Der Überdruss am eigenen Erlöser-Status ist der rote Faden durch das filmische Labyrinth von „I’m Not There“. Er führt über biografische Sprünge und inszenatorische Klippen hinweg von einer Figur zur anderen, von Jack Rollins zu Cate Blanchetts elektrifiziertem Superstar, der mit der Maschinenpistole symbolisch auf das entsetzte Folk-Publikum anlegt und zur Strafe dafür von einem snobistischen BBC-Reporter mit Fragen zur gesellschaftlichen Verpflichtung des Künstlergenies verfolgt wird. Nicht viel besser ergeht es dem verheirateten Schauspieler Robbie, der sich als neuer James Dean gefeiert sieht und viel lieber seine Ehe retten würde. Den weitesten Weg hat Bob Dylan in der Figur des gealterten Billy the Kid zurückgelegt: Richard Gere reitet durch einen wilden Westen, der Sam Peckinpah mit Federico Fellini kreuzt, um am Ende auf einen fahrenden Zug aufzuspringen und den erzählerischen Kreis zu schließen.

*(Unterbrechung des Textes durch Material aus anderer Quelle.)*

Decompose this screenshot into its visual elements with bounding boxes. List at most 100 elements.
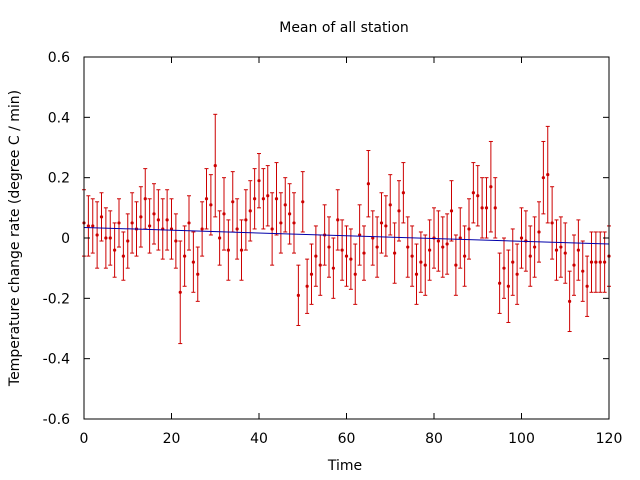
error-bar-point: [436, 210, 441, 272]
error-bar-point: [327, 216, 331, 278]
error-bar-point: [467, 198, 471, 260]
data-point: [222, 212, 226, 216]
data-point: [423, 263, 427, 267]
y-tick-label: 0.4: [48, 110, 70, 126]
data-point: [305, 284, 309, 288]
error-bar-point: [506, 249, 511, 323]
error-bar-point: [410, 225, 415, 287]
error-bar-point: [497, 252, 502, 314]
data-point: [559, 245, 563, 249]
error-bar-point: [239, 219, 244, 281]
data-point: [362, 251, 366, 255]
error-bar-point: [204, 168, 209, 230]
data-point: [235, 227, 239, 231]
data-point: [406, 245, 410, 249]
data-point: [441, 245, 445, 249]
data-point: [563, 251, 567, 255]
error-bar-point: [558, 216, 563, 278]
error-bar-point: [423, 234, 428, 296]
error-bar-point: [248, 180, 253, 242]
data-point: [349, 257, 353, 261]
data-point: [476, 194, 480, 198]
data-point: [541, 176, 545, 180]
x-tick-label: 120: [596, 431, 623, 447]
error-bar-point: [187, 195, 191, 251]
chart-title: Mean of all station: [279, 20, 409, 36]
error-bar-point: [567, 270, 572, 333]
data-point: [436, 239, 440, 243]
data-point: [301, 200, 305, 204]
error-bar-point: [572, 234, 576, 296]
data-point: [288, 212, 292, 216]
data-point: [126, 239, 130, 243]
data-point: [554, 248, 559, 252]
y-tick-label: -0.6: [43, 412, 70, 428]
data-point: [108, 236, 112, 240]
data-point: [292, 221, 296, 225]
error-bar-point: [462, 225, 467, 287]
data-point: [463, 254, 467, 258]
error-bar-point: [405, 216, 410, 278]
error-bar-point: [138, 186, 143, 248]
data-point: [537, 230, 541, 234]
data-point: [572, 263, 576, 267]
data-point: [191, 260, 195, 264]
data-point: [366, 182, 370, 186]
error-bar-point: [532, 216, 537, 278]
error-bar-point: [528, 225, 533, 287]
error-bar-point: [257, 153, 261, 209]
data-point: [603, 260, 607, 264]
error-bar-point: [602, 231, 607, 293]
error-bar-point: [252, 168, 257, 230]
data-point: [209, 203, 213, 207]
y-tick-label: -0.2: [43, 291, 70, 307]
error-bar-point: [484, 177, 489, 239]
data-point: [117, 221, 121, 225]
error-bar-point: [445, 213, 450, 275]
error-bar-point: [414, 243, 419, 305]
error-bar-point: [217, 210, 222, 266]
trend-line: [83, 226, 610, 245]
data-point: [309, 272, 314, 276]
data-point: [484, 206, 489, 210]
data-point: [458, 236, 462, 240]
data-point: [231, 200, 235, 204]
error-bar-point: [580, 240, 585, 302]
data-point: [174, 239, 178, 243]
data-point: [414, 272, 419, 276]
data-point: [187, 221, 191, 225]
data-point: [340, 248, 344, 252]
data-point: [581, 269, 585, 273]
data-point: [384, 224, 388, 228]
data-point: [130, 221, 134, 225]
error-bar-point: [300, 171, 305, 233]
y-tick-label: 0: [61, 231, 70, 247]
x-tick-label: 100: [508, 431, 535, 447]
error-bar-point: [274, 162, 279, 236]
data-layer: [82, 113, 611, 345]
data-point: [296, 293, 300, 297]
error-bar-point: [270, 192, 275, 266]
error-bar-point: [585, 255, 590, 317]
error-bar-point: [554, 219, 559, 281]
data-point: [344, 254, 349, 258]
error-bar-point: [182, 225, 187, 287]
error-bar-point: [353, 243, 358, 305]
error-bar-point: [125, 213, 130, 269]
error-bar-point: [265, 165, 270, 227]
data-point: [550, 221, 554, 225]
error-bar-point: [598, 231, 603, 293]
error-bar-point: [375, 216, 380, 278]
data-point: [388, 203, 392, 207]
x-tick-label: 60: [338, 431, 356, 447]
error-bar-point: [388, 174, 393, 236]
error-bar-point: [340, 219, 345, 281]
data-point: [353, 272, 357, 276]
error-bar-point: [550, 186, 555, 260]
error-bar-point: [200, 201, 205, 257]
error-bar-point: [235, 198, 240, 260]
data-point: [498, 281, 502, 285]
data-point: [261, 197, 265, 201]
data-point: [257, 179, 261, 183]
data-point: [471, 191, 475, 195]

Der Filmtitel lässt sich auch als Warnung verstehen: Wer den künstlerischen Weg Bob Dylans nicht in- und auswendig kennt, wird sich in dieser Phantasmagorie nur schwer zurechtfinden. „I’m Not There“ steckt voller Anspielungen für Eingeweihte, die sich nahtlos in die wissenschaftlich betriebene Dylanologie der letzten Jahre einfügen. Ganz im Gegensatz zu dieser subtilen Webkunst steht freilich Todd Haynes’ schreiende Plakatierung seiner filmischen Botschaft: „Ich bin ein Anderer“, sagt der sechste Dylan und schlägt den Bogen zum poète maudit Arthur Rimbaud. Im Grunde haben auch die übrigen Stellvertreter eine genau definierte Funktion: Da sind der junge Dylan, der klassische Protestsänger, der Ausreißer, der private Ehemann und der müde Held, der sich von der großen Musikbühne zurückzieht. Die biografische Ordnung seines Films hat Haynes mit avantgardistischer Entschiedenheit in den Häcksler gesteckt und die Puzzleteile anschließend schön schräg wieder zusammengesetzt. Beim ersten Sehen kann man deshalb durchaus den Eindruck gewinnen, es mit einem leblosen Konzeptfilm zu tun zu haben, doch setzen sich mit der Zeit immer mehr einzelne Szenen im Gedächtnis fest: Julianne Moores Auftritt als fiktive Joan Baez etwa, die eine inszenierte Dokumentation über Jack Rollins erhellt, oder Charlotte Gainsbourg, die als alleingelassene Ehefrau beinahe das Ende des Vietnam-Kriegs im Fernsehen verpasst. Überhaupt ist das Schauspieler-Ensemble die beste Maskerade, die man sich in diesem Fall nur wünschen kann – das Pirandello-Sextett sticht sogar den mit Cover-Versionen gespickten Soundtrack aus. Cate Blanchett stürzt sich mit wildem Haar in eine formidable Dylan-Travestie, während die männlichen Darsteller ohnehin vom mürrischen Schlag sind und es sich leisten können, ihren Text mehr oder weniger nur aufzusagen. So erscheint das Kino als vertracktes Versteckspiel – eine Vorstellung, die auch dem Weltflüchtling und Gelegenheits-Schauspieler Bob Dylan gut gefallen könnte.